Sure, but constantly having to do it is not really a bad thing, given it is automated and those reads are quite inexpensive compared to a database query. It’s a lot easier to handle heavy loads when serving static files.
I’m really not sure about that being inexpensive. The files will grow and the list of people to follow usually grows as well. This just doesn’t scale well.
I follow 700 people on Mastodon. That’s 700 requests every interval. With 100-10000 posts or possibly millions of interactions in each file.
Of course you can do stuff like pagination or something like that. But some people follow 10000 accounts and want to have their timeline updated in short in intervals.
Pulling like this is usually used when the author can’t sent you something directly and it works in RSS Feeds. But most people don’t follow hundreds of RSS feeds. Which reminds me that every mastodon profile offers an RSS feed - you can already do what you described with an RSS reader.
bringing up RSS feeds is actually very good, because although you can paginate or partition your feeds, I have never seen a feed that does that, even when they have decades of history. But if needed, partioning is an option so you don’t have to pull all of its posts but only recent ones, or by date/time range.
I would also respectfully disagree that people don’t subscribe to 100’s of RSS feeds. I would bet most people who consistently use RSS feed readers will have more than 100 feeds, me included.
And last, even if you follow 10,000, yes it would require a lot more time than reading from a single database, but it is still on the order of double digit seconds at most.
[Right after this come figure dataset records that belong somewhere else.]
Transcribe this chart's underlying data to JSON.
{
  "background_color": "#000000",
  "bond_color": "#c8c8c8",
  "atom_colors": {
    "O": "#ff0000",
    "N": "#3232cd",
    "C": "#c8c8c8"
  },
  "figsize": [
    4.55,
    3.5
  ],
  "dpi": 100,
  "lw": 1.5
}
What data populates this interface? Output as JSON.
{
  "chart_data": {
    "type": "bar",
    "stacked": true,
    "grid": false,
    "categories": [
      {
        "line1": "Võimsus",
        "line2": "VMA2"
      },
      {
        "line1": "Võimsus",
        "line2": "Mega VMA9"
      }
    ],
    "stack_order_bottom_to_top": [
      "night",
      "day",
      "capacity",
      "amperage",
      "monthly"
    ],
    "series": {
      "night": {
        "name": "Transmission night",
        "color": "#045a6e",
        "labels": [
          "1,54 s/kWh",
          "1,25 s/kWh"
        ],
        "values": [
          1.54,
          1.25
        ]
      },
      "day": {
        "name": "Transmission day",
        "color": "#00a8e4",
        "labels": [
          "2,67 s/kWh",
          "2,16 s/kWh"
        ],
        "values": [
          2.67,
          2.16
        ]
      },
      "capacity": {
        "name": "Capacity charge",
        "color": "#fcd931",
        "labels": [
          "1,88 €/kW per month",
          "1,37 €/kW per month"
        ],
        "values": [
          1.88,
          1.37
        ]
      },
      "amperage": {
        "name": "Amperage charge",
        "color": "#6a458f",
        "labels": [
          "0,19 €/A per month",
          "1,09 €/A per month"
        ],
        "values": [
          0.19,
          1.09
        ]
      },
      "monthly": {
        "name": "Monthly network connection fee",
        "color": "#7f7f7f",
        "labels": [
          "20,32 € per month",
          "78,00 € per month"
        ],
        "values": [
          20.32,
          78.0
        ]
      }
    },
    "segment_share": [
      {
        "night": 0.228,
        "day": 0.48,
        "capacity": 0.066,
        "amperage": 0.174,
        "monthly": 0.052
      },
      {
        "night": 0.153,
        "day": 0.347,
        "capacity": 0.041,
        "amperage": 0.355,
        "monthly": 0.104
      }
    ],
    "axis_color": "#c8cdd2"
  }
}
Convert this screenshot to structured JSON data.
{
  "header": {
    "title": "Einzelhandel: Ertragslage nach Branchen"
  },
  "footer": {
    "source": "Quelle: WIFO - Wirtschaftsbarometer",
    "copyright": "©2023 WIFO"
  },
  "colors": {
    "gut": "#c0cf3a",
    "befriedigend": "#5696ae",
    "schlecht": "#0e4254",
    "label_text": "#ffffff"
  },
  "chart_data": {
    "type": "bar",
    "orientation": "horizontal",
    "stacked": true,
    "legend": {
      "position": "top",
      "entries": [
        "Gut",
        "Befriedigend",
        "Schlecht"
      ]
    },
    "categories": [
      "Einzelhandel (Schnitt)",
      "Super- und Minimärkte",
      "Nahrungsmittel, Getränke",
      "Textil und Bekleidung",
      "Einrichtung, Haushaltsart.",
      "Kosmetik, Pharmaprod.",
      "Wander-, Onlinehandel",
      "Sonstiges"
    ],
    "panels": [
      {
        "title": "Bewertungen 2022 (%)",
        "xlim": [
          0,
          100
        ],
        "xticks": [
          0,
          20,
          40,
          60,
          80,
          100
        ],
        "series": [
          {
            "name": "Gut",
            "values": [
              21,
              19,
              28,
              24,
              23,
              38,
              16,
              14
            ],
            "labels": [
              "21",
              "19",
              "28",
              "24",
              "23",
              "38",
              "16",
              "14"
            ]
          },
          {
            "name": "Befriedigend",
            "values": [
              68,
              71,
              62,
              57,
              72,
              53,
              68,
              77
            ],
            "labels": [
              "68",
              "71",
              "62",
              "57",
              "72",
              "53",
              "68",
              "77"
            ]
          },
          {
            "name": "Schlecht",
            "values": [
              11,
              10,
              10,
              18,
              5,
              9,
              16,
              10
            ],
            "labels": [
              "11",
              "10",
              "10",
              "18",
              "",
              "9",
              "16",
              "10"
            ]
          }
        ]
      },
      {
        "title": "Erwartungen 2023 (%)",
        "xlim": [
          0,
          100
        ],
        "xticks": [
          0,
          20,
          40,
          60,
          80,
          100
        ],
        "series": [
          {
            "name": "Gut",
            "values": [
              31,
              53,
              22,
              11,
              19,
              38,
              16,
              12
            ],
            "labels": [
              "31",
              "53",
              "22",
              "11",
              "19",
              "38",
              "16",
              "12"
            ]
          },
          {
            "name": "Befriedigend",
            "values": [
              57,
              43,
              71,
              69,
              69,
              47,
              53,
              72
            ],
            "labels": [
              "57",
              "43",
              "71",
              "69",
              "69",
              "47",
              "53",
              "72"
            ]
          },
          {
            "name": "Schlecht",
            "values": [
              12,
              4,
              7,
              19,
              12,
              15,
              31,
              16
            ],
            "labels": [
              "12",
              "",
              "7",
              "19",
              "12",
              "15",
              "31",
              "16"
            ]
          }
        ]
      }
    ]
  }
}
If you compare 10,000 static file fetches with 10,000 database writes across different instances, I think the static files would fare better. This isn’t to mention that you are more likely to have to write more than read more (users with 100k followers are far more common than users with 100k subscriptions)
And just to emphasize, I do agree that double digit seconds would be quite long for a user’s loading time, which is why I would expect to fetch regularly so the user logs onto a pre made news feed.
Sorry, I meant your timeline, where you see other peoples posts.
Oh my bad, I can explain that.
Before I do, one benefit of this method is that your timeline is entirely up to your client. Your instance becomes primarily tasked with making your posts available, and clients have the freedom of implementing the reading and news feed / timeline formation.
Hence, there are a few ways to do this. The best one is probably a mix of those.
Naive approach: fetch posts and build news feed when user requests it
This is not a good approach, but I mention it first because it’ll make explaining the next one easier.
- User opens app or website, thereby requesting their timeline / news feed
- server fetches list of user’s subscriptions and followees
- for each followee or subscription, server fetches their content via their static file wherever they are hosted
- server performs whatever filtering and ordering of content they want
- user sees the result
Cons: loading time for the user may be long, depending on how many subscriptions they have it could be several seconds. P90 may even be in double digits.
Better approach: pre-build user’s timeline periodically.
Think like a periodic job (hourly, or every 10 min, etc) , which fetches posts in a similar manner as described above, but instead of doing it when user requests it, it is done in advance
Pros:
- fast loading time compared to previous solution
- when the job runs, if users on the same instance share a followee or subscription, we don’t have to query it twice (This benefit already exists on current fediverse implementations) Cons: posts aren’t real-time, delayed by the batch job frequency.
Best approach: hybrid
In this approach, we primarily do the second method, to achieve fast loading time. But to get more up-to-date content, we also simultaneously fetch the latest in the background, and interleave or add the latest posts as the user scrolls.
This way we get both fast initial load times and recent posts.
Surely there’s other good approaches. As I said in the beginning, clients have the freedom to implement this however they like.